Caution Regarding Forward Looking Statements
Certain statements contained in this news release, including statements relating to the completion of the proposed transaction, are "forward-looking statements" and are prospective. Often, but not always, forward-looking statements can be identified by the use of words such as "plans", "expects" or "does not expect", "is expected", "budget", "scheduled", "estimates", "forecasts", "intends", "targets", "anticipates" or "does not anticipate", or "believes", or variations of such words and phrases or state that certain actions, events or results "may", "could", "would", "might" or "will" be taken, occur or be achieved.
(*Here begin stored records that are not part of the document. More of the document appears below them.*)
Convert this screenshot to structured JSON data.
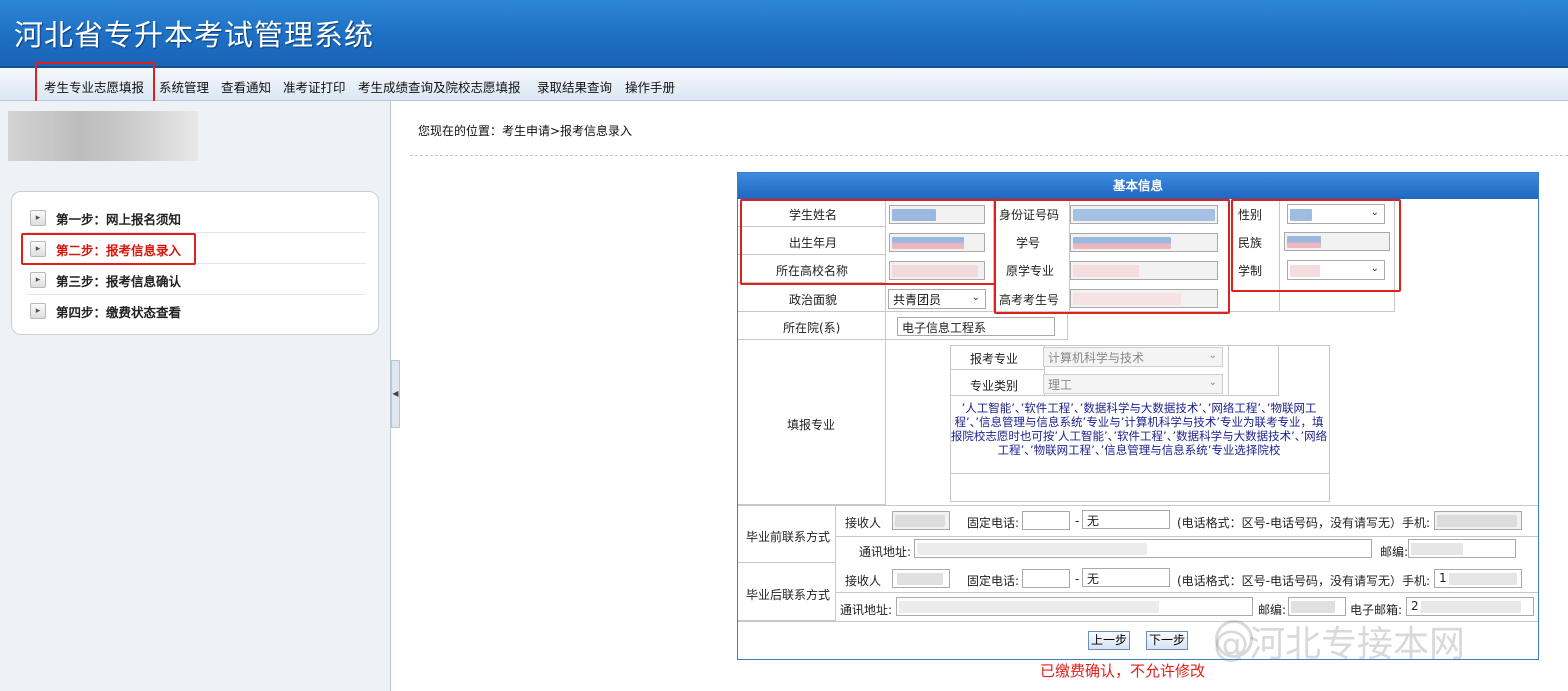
{
  "app": {
    "title": "河北省专升本考试管理系统"
  },
  "menu": [
    {
      "label": "考生专业志愿填报"
    },
    {
      "label": "系统管理"
    },
    {
      "label": "查看通知"
    },
    {
      "label": "准考证打印"
    },
    {
      "label": "考生成绩查询及院校志愿填报"
    },
    {
      "label": "录取结果查询"
    },
    {
      "label": "操作手册"
    }
  ],
  "steps": [
    {
      "label": "第一步：网上报名须知",
      "active": false
    },
    {
      "label": "第二步：报考信息录入",
      "active": true
    },
    {
      "label": "第三步：报考信息确认",
      "active": false
    },
    {
      "label": "第四步：缴费状态查看",
      "active": false
    }
  ],
  "breadcrumb": "您现在的位置：考生申请>报考信息录入",
  "form": {
    "heading": "基本信息",
    "labels": {
      "name": "学生姓名",
      "id_number": "身份证号码",
      "gender": "性别",
      "birth": "出生年月",
      "student_no": "学号",
      "ethnicity": "民族",
      "school": "所在高校名称",
      "orig_major": "原学专业",
      "schooling": "学制",
      "politics": "政治面貌",
      "gaokao_no": "高考考生号",
      "department": "所在院(系)",
      "apply_major": "报考专业",
      "major_type": "专业类别",
      "fill_major": "填报专业",
      "before_grad": "毕业前联系方式",
      "after_grad": "毕业后联系方式",
      "receiver": "接收人",
      "landline": "固定电话:",
      "phone_format": "(电话格式：区号-电话号码，没有请写无）手机:",
      "address": "通讯地址:",
      "zip": "邮编:",
      "email": "电子邮箱:"
    },
    "values": {
      "politics": "共青团员",
      "department": "电子信息工程系",
      "apply_major": "计算机科学与技术",
      "major_type": "理工",
      "landline_before": "无",
      "landline_after": "无",
      "phone_after_prefix": "1",
      "email_prefix": "2"
    },
    "note": "’人工智能’、’软件工程’、’数据科学与大数据技术’、’网络工程’、’物联网工程’、’信息管理与信息系统’专业与’计算机科学与技术’专业为联考专业，填报院校志愿时也可按’人工智能’、’软件工程’、’数据科学与大数据技术’、’网络工程’、’物联网工程’、’信息管理与信息系统’专业选择院校",
    "buttons": {
      "prev": "上一步",
      "next": "下一步"
    }
  },
  "warning": "已缴费确认，不允许修改",
  "watermark": "@河北专接本网",
  "colors": {
    "header": "#1d6fc4",
    "highlight_box": "#e0201c",
    "active_step": "#d9160c"
  }
}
Forward-looking statements are based on estimates and assumptions made by management of the Fund and Menu Foods Limited in light of their experience and their perception of historical trends, current conditions and expected future developments, as well as other factors that they believe are appropriate in the circumstances, including their expectations of the timing and the terms and benefits of the proposed transaction. The completion of the proposed transaction is subject to a number of terms and conditions, including the expiration of any applicable waiting period under the U.S. Hart-Scott-Rodino Antitrust Improvement Act, required Fund unitholder approval, and certain termination rights available to the parties under the acquisition agreement. Many factors could cause the actual events to differ materially from those expressed or implied by the forward-looking statements, including, without limitation, the possibility that certain conditions of the proposed transaction may not be satisfied and legislative and/or regulatory changes. These factors should be considered carefully, and readers should not place undue reliance on the forward-looking statements. The Fund and Menu Foods Limited disclaim any intention or obligation to update or revise any such forward-looking statements, whether as a result of new information, future events or other circumstances, except to the extent required by applicable law.